高度为h的二叉搜索树的构造

Question

Given the first n natural numbers as the keys for a BST , How can I determine the root node of all possible tree that have a height 'h' .

I already came up with a brute force method where I constructed all possible trees with n nodes and then selected the trees which have a height h but it has a time complexity of nearly O(n!) . Can someone please suggest a better method which would me more efficient ?

Answer 1

Problem statement. Given natural numbers n and h , determine exactly all elements root in 1..n such that root is the root of a binary search tree on 1..n of height h .

Solution . We can construct a degenerate binary search tree on 1..n starting from any number in 1..n by splitting it up at root . This changes the lower bounds from the old solution to h-1 , while the upper bounds remain the same, rendering the full bounds as follows:

 h-1 <= max(root-1, n-root) <= 2^h - 1

Old solution (correct only for full binary trees). A full binary tree with height h has at least 2h+1 nodes, and at most 2^(h+1)-1 nodes . It's easy to see that these bounds are tight, not only for binary trees, but also for binary search trees. In particular, they apply to the left and right subtrees of your root . Since this is a binary search tree on 1..n , you will have that left contains exactly the elements 1..(root-1) , and right contains exactly the elements (root+1)..n .

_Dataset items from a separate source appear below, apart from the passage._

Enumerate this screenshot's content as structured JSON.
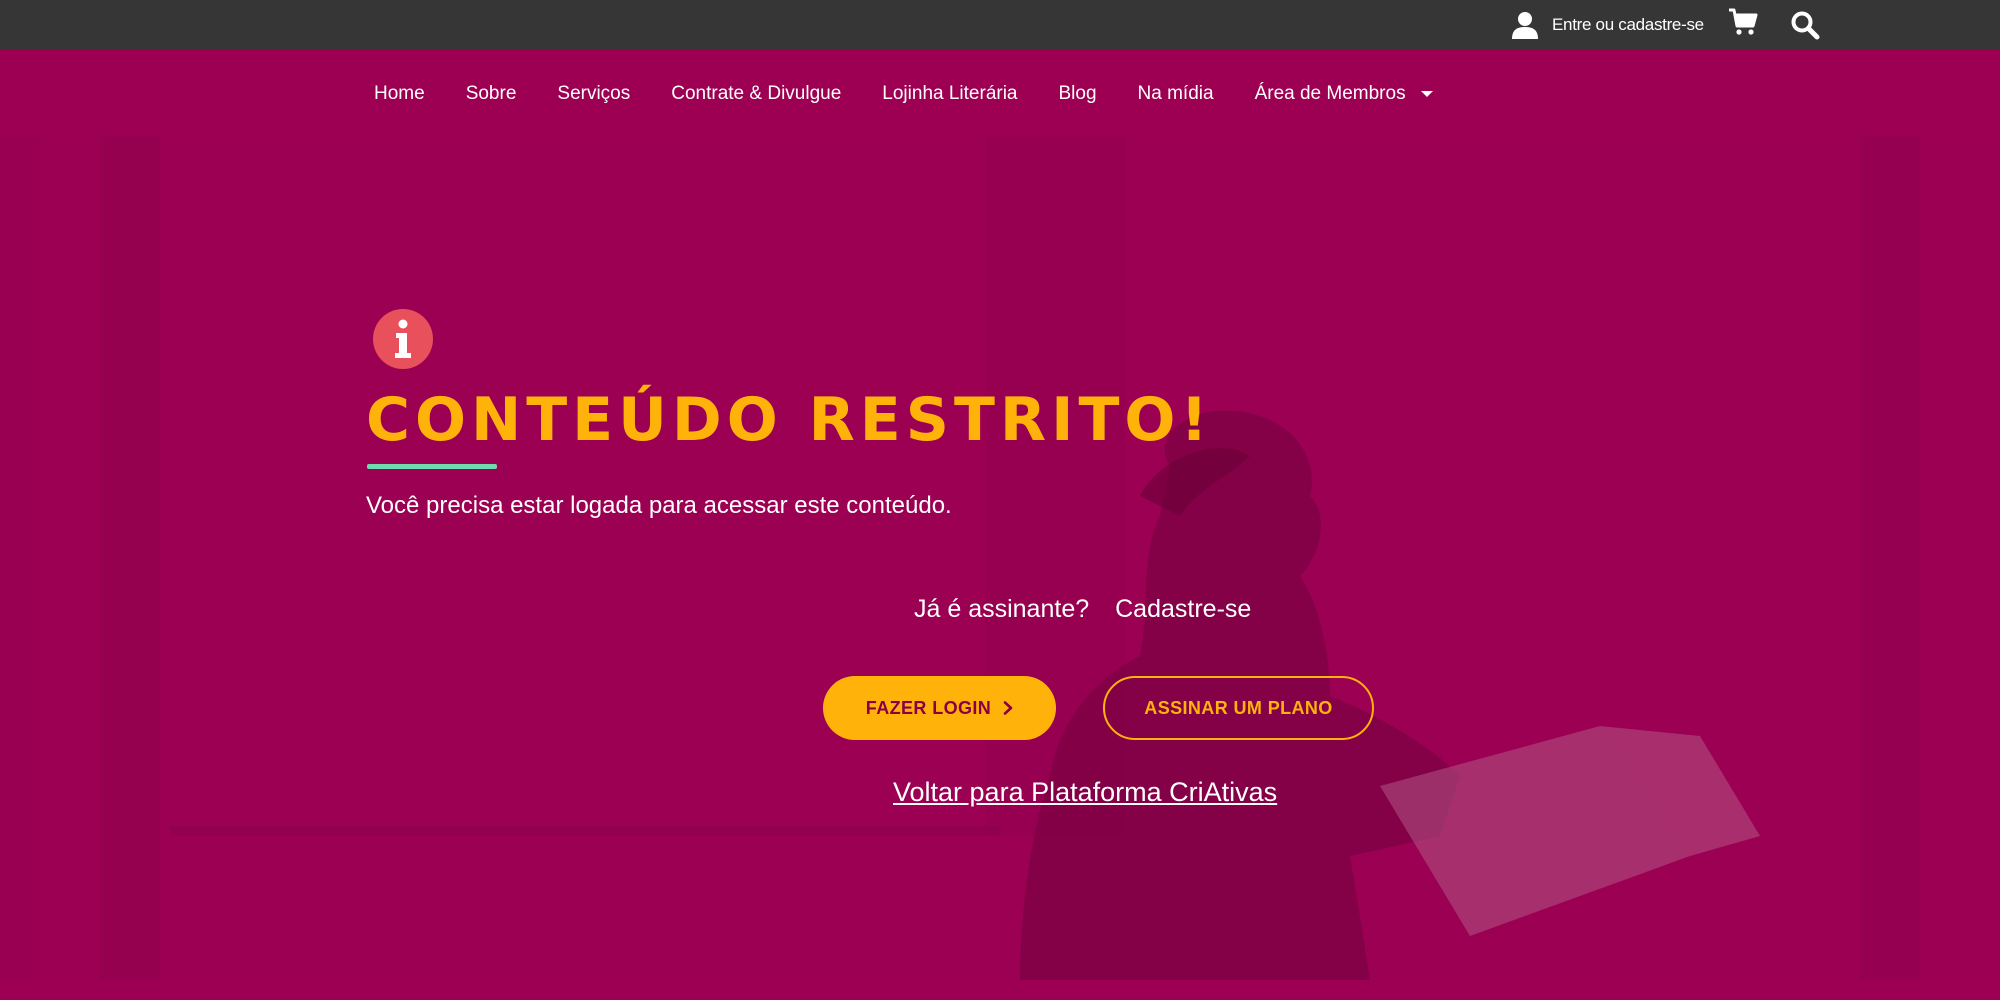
{
  "topbar": {
    "account_label": "Entre ou cadastre-se",
    "icons": [
      "user-icon",
      "cart-icon",
      "search-icon"
    ]
  },
  "nav": {
    "items": [
      {
        "label": "Home"
      },
      {
        "label": "Sobre"
      },
      {
        "label": "Serviços"
      },
      {
        "label": "Contrate & Divulgue"
      },
      {
        "label": "Lojinha Literária"
      },
      {
        "label": "Blog"
      },
      {
        "label": "Na mídia"
      },
      {
        "label": "Área de Membros"
      }
    ]
  },
  "notice": {
    "icon": "info-icon",
    "title": "CONTEÚDO RESTRITO!",
    "message": "Você precisa estar logada para acessar este conteúdo.",
    "already_subscriber": "Já é assinante?",
    "signup": "Cadastre-se",
    "login_button": "FAZER LOGIN",
    "plan_button": "ASSINAR UM PLANO",
    "back_link": "Voltar para Plataforma CriAtivas"
  },
  "colors": {
    "background": "#9d0052",
    "topbar": "#363636",
    "accent": "#ffb30a",
    "underline": "#6fdcb0",
    "info_icon": "#e8505b"
  }
}
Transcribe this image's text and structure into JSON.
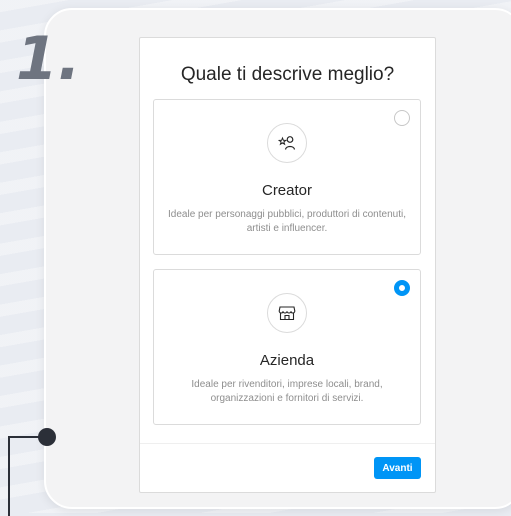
{
  "step": {
    "number": "1."
  },
  "dialog": {
    "title": "Quale ti descrive meglio?",
    "options": [
      {
        "title": "Creator",
        "description": "Ideale per personaggi pubblici, produttori di contenuti, artisti e influencer.",
        "icon": "creator-icon",
        "selected": false
      },
      {
        "title": "Azienda",
        "description": "Ideale per rivenditori, imprese locali, brand, organizzazioni e fornitori di servizi.",
        "icon": "shop-icon",
        "selected": true
      }
    ],
    "next_label": "Avanti"
  },
  "colors": {
    "accent": "#0095f6",
    "frame_bg": "#f3f3f4",
    "text": "#262626",
    "muted": "#8e8e8e"
  }
}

This means that the following is both a necessary and sufficient condition: The larger of the subtrees left and right must satisfy the inequalities

2*(h-1) + 1 <= nodes(subtree) <= 2^h - 1

In other words, the possible values of root are exactly all values in 1..n satisfying

2*(h-1) + 1 <= max(root-1, n-root) <= 2^h - 1

Update. I blindly looked at an inequality I found at wikipedia without realizing that it only applied to full binary trees.